Gold Investors Shouldn't Fear The Fed
(Kitco News) - Gold prices could continue to trend lower ahead of next week’s much-anticipated Federal Reserve monetary policy meeting, but there is nothing to fear from higher interest rates, according to some market analysts.
In one week, after hitting a 3.5-month high, gold has dropped more than 3% as markets have shifted their interest-rate expectations, all but pricing in a rate hike following next week’s meeting.
According to some analysts who were presenters Sunday during the Letter Writers Forum at the Prospectors and Developers Association of Canada conference, gold could continue to fall, with many eyeing the $1,200 level.
However, they added that gold could rally after the meeting in a move similar that was seen in December as gold rose almost 9% following the Fed’s second rate hike in more than a decade.
The analysts note that ultimately real interest rates will remain low as the Fed will be seen to be behind the inflation curve.
“If gold takes it on the chin because of the Fed, I see that as a buying opportunity,” said Louis James, senior investment strategist at Casey Research, in an interview with Kitco News.
Gwen Preston, create of the Resource Maven, noted that inflation is now at 2.5% and real rates are just barely positive. She noted that there is a threat of rising inflation as she sees President Donald Trump pursuing a weak U.S. dollar policy to drive economic growth.
Sean Brodrick, an independent analyst, noted that inflation fears are “like rocket fuel for gold.”
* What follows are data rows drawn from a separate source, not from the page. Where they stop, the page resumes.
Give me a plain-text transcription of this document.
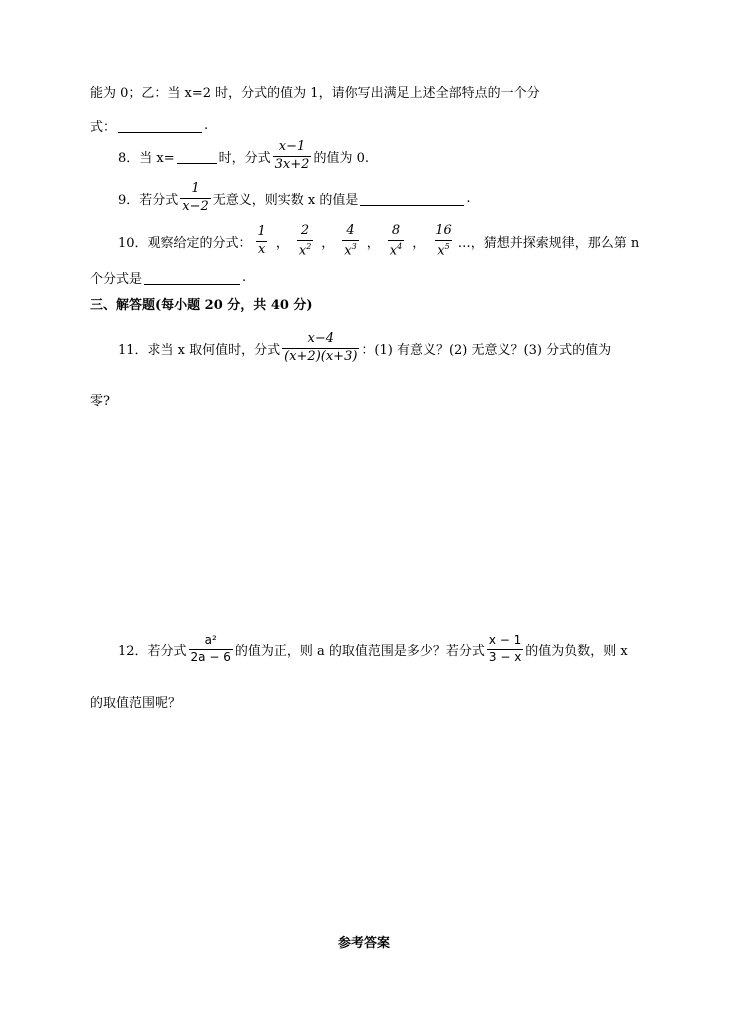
能为 0；乙：当 x=2 时，分式的值为 1，请你写出满足上述全部特点的一个分
式：	.
8．当 x=	时，分式 $\frac{x-1}{3x+2}$ 的值为 0.
9．若分式 $\frac{1}{x-2}$ 无意义，则实数 x 的值是	.
10．观察给定的分式： $\frac{1}{x}$ ， $\frac{2}{x^2}$ ， $\frac{4}{x^3}$ ， $\frac{8}{x^4}$ ， $\frac{16}{x^5}$ …，猜想并探索规律，那么第 n
个分式是	.
三、解答题(每小题 20 分，共 40 分)
11．求当 x 取何值时，分式 $\frac{x-4}{(x+2)(x+3)}$ ：(1) 有意义？(2) 无意义？(3) 分式的值为
零?
12．若分式 $\frac{\text{a²}}{2a - 6}$ 的值为正，则 a 的取值范围是多少？若分式 $\frac{x - 1}{3 - x}$ 的值为负数，则 x
的取值范围呢？
参考答案
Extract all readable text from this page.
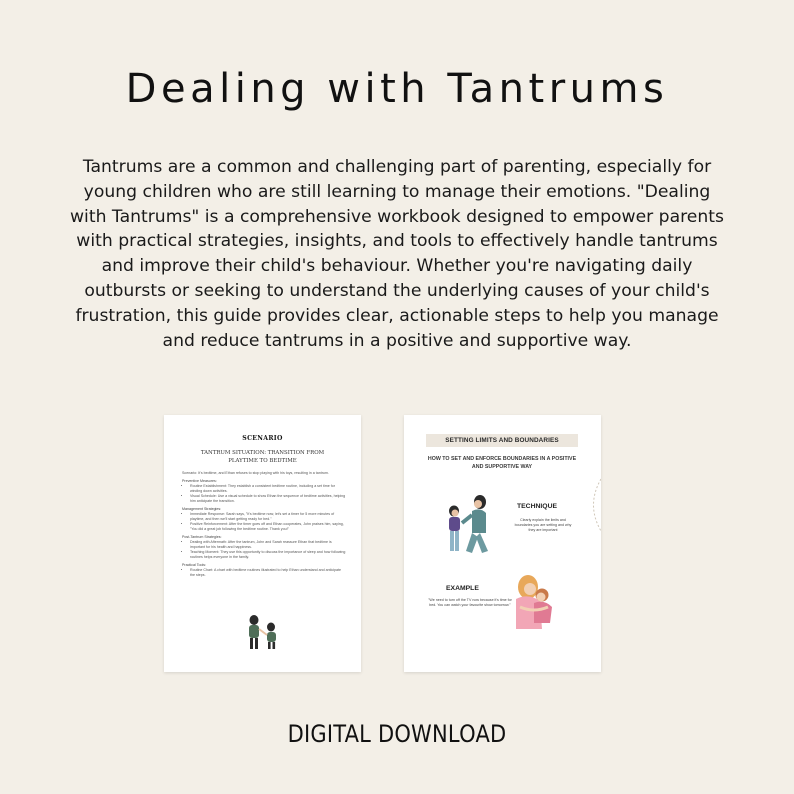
Dealing with Tantrums
Tantrums are a common and challenging part of parenting, especially for young children who are still learning to manage their emotions. "Dealing with Tantrums" is a comprehensive workbook designed to empower parents with practical strategies, insights, and tools to effectively handle tantrums and improve their child's behaviour. Whether you're navigating daily outbursts or seeking to understand the underlying causes of your child's frustration, this guide provides clear, actionable steps to help you manage and reduce tantrums in a positive and supportive way.
SCENARIO
TANTRUM SITUATION: TRANSITION FROM PLAYTIME TO BEDTIME
Scenario: It's bedtime, and Ethan refuses to stop playing with his toys, resulting in a tantrum.
Preventive Measures:
• Routine Establishment: They establish a consistent bedtime routine, including a set time for winding down activities.
• Visual Schedule: Use a visual schedule to show Ethan the sequence of bedtime activities, helping him anticipate the transition.
Management Strategies:
• Immediate Response: Sarah says, "It's bedtime now; let's set a timer for 5 more minutes of playtime, and then we'll start getting ready for bed."
• Positive Reinforcement: After the timer goes off and Ethan cooperates, John praises him, saying, "You did a great job following the bedtime routine. Thank you!"
Post-Tantrum Strategies:
• Dealing with Aftermath: After the tantrum, John and Sarah reassure Ethan that bedtime is important for his health and happiness.
• Teaching Moment: They use this opportunity to discuss the importance of sleep and how following routines helps everyone in the family.
Practical Tools:
• Routine Chart: A chart with bedtime routines illustrated to help Ethan understand and anticipate the steps.
SETTING LIMITS AND BOUNDARIES
HOW TO SET AND ENFORCE BOUNDARIES IN A POSITIVE AND SUPPORTIVE WAY
TECHNIQUE
Clearly explain the limits and boundaries you are setting and why they are important
EXAMPLE
"We need to turn off the TV now because it's time for bed. You can watch your favourite show tomorrow."
DIGITAL DOWNLOAD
“I see every pullback as a gift,” he said during his presentation.
Mickey Fulp, creator of the Mercenary Geologist, said in an interview with Kitco News that he doesn’t see a March interest-rate hike as a threat to gold prices. He noted that even if they do go up, interest rates will only be 0.75%.“Ultimately we are still dealing with negative interest rates.
I think gold bottomed in 2015 and while the market will remain volatile, I think we will continue to see higher highs and higher lows,” he said.